Parse tree

aka derivation tree, syntax tree, abstract syntax tree, concrete syntax tree.

Formal languages (branch of computer science and mathematics) studies diefferent problems. Two main problems (tasks) are:

  • recognition - answers if a given string belongs to the language or not (yes or no). Aka membership problem
  • parsing - solves recognition task, but it focuses more on structural analysis (producing a parse tree).

Recogintion vs Parsing

Ruzzo (1979) showed that any recognizer can be transformed to parser with the overhead of O(logn)O(\log n) at most.

Recognition not bothered with stuctural anlysis:

  • allows to work with with Regular Expressions (which typically given without explanation of how to construct parse tree)
  • allows any sound transformation of grammar, like Chomsky Normal Form, Greibach Normal Form, etc.

Parsing more focused on stuctural anlysis:

  • sound transformation of grammar changes the structure, so it is better to avoid them
  • Ambiguity - there can be more than one way to produce parse tree
  • Left recursion - can be problematic for some parsers

Constructing parse tree (formal)

TODO: Most of papers and books give quite hand-wavy explanation of parse tree construction (insert “Draw the rest of owl” meme here). I need to find a formal explanation of the process.

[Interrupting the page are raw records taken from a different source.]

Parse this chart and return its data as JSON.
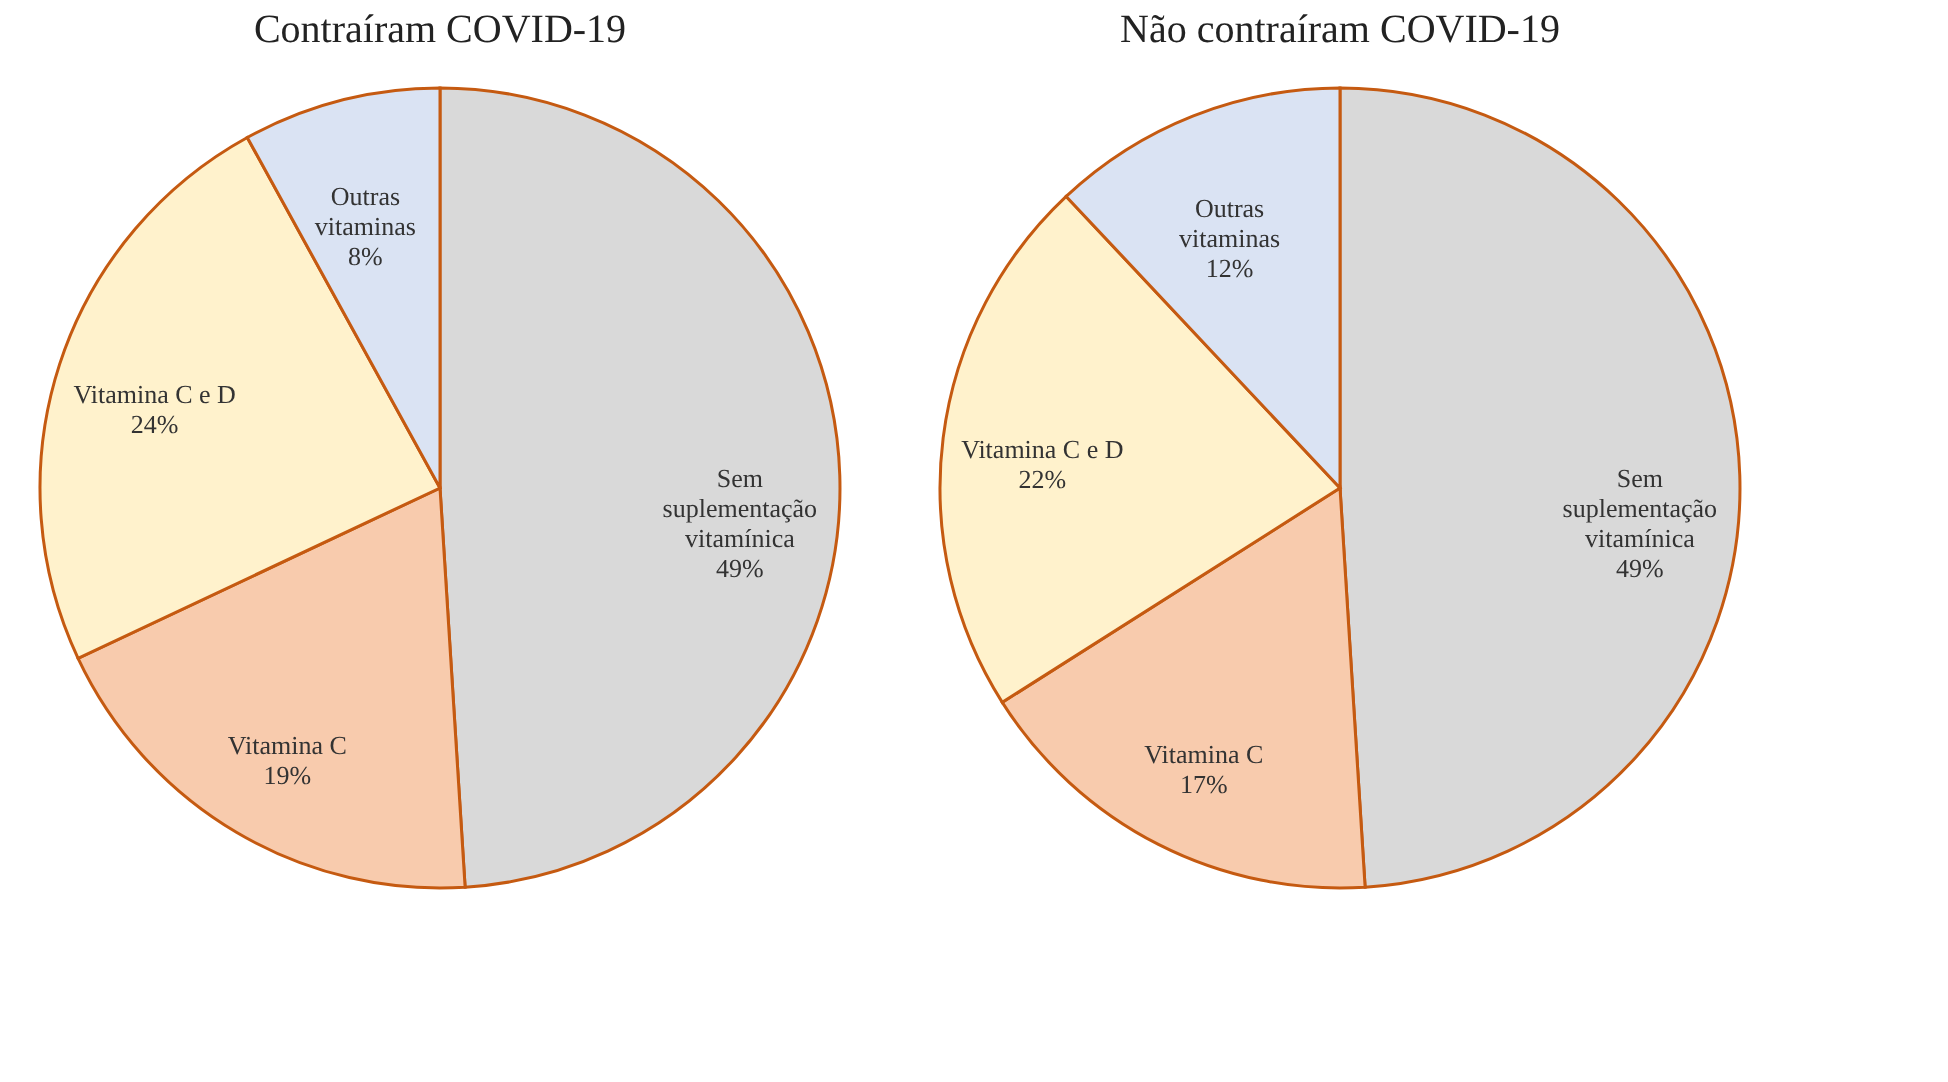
{
  "chart_data": [
    {
      "type": "pie",
      "title": "Contraíram COVID-19",
      "categories": [
        "Sem\nsuplementação\nvitamínica",
        "Vitamina C",
        "Vitamina C e D",
        "Outras\nvitaminas"
      ],
      "values": [
        49,
        19,
        24,
        8
      ],
      "colors": [
        "#d9d9d9",
        "#f8cbad",
        "#fff2cc",
        "#dae3f3"
      ],
      "value_labels": [
        "49%",
        "19%",
        "24%",
        "8%"
      ]
    },
    {
      "type": "pie",
      "title": "Não contraíram COVID-19",
      "categories": [
        "Sem\nsuplementação\nvitamínica",
        "Vitamina C",
        "Vitamina C e D",
        "Outras\nvitaminas"
      ],
      "values": [
        49,
        17,
        22,
        12
      ],
      "colors": [
        "#d9d9d9",
        "#f8cbad",
        "#fff2cc",
        "#dae3f3"
      ],
      "value_labels": [
        "49%",
        "17%",
        "22%",
        "12%"
      ]
    }
  ]
}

So far I found papers which actually talk about parse trees:


Naive mathematical expression

e := e "+" e | e "-" e | e "*" e | e "/" e | num
num := "1"

For string 1+1*1+1 there are 5 parse trees and only one is correct.

Adding left associativity

e := e "+" num | e "-" num | e "*" num | e "/" num | num
num := "1"

For string 1+1*1+1 there is only 1 parse tree, but incorrect

Adding precedence

e := add_sub
mul_div := mul_div "*" mul_div | mul_div "/" mul_div | num
add_sub := add_sub "+" add_sub | add_sub "-" add_sub | mul_div
num := "1"

For string 1+1*1+1 there are 2 parse trees and only one is correct.

Adding precedence and left associativity

e := add_sub
mul_div := mul | div | num
mul := mul_div "*" num
div := mul_div "/" num
add_sub := add | sub | mul_div
add := add_sub "+" mul_div
sub := add_sub "-" mul_div
num := "1"

For string 1+1*1+1 there is only 1 parse and it’s correct

It is harder to read (understand) grammar, and tree changed it’s shape drastically.

Removing intermediate nodes

Note: <> is the special feature which allows to hide nodes, it is rarely supported. Given here for comparison.

e := add_sub
<add_sub> := add | sub | mul_div
add := add_sub <"+"> mul_div
sub := add_sub <"-"> mul_div
<mul_div> := mul | div | num
mul := mul_div <"*"> num
div := mul_div <"/"> num
num := "1"

Final result

One more example with brackets to show how precedence works.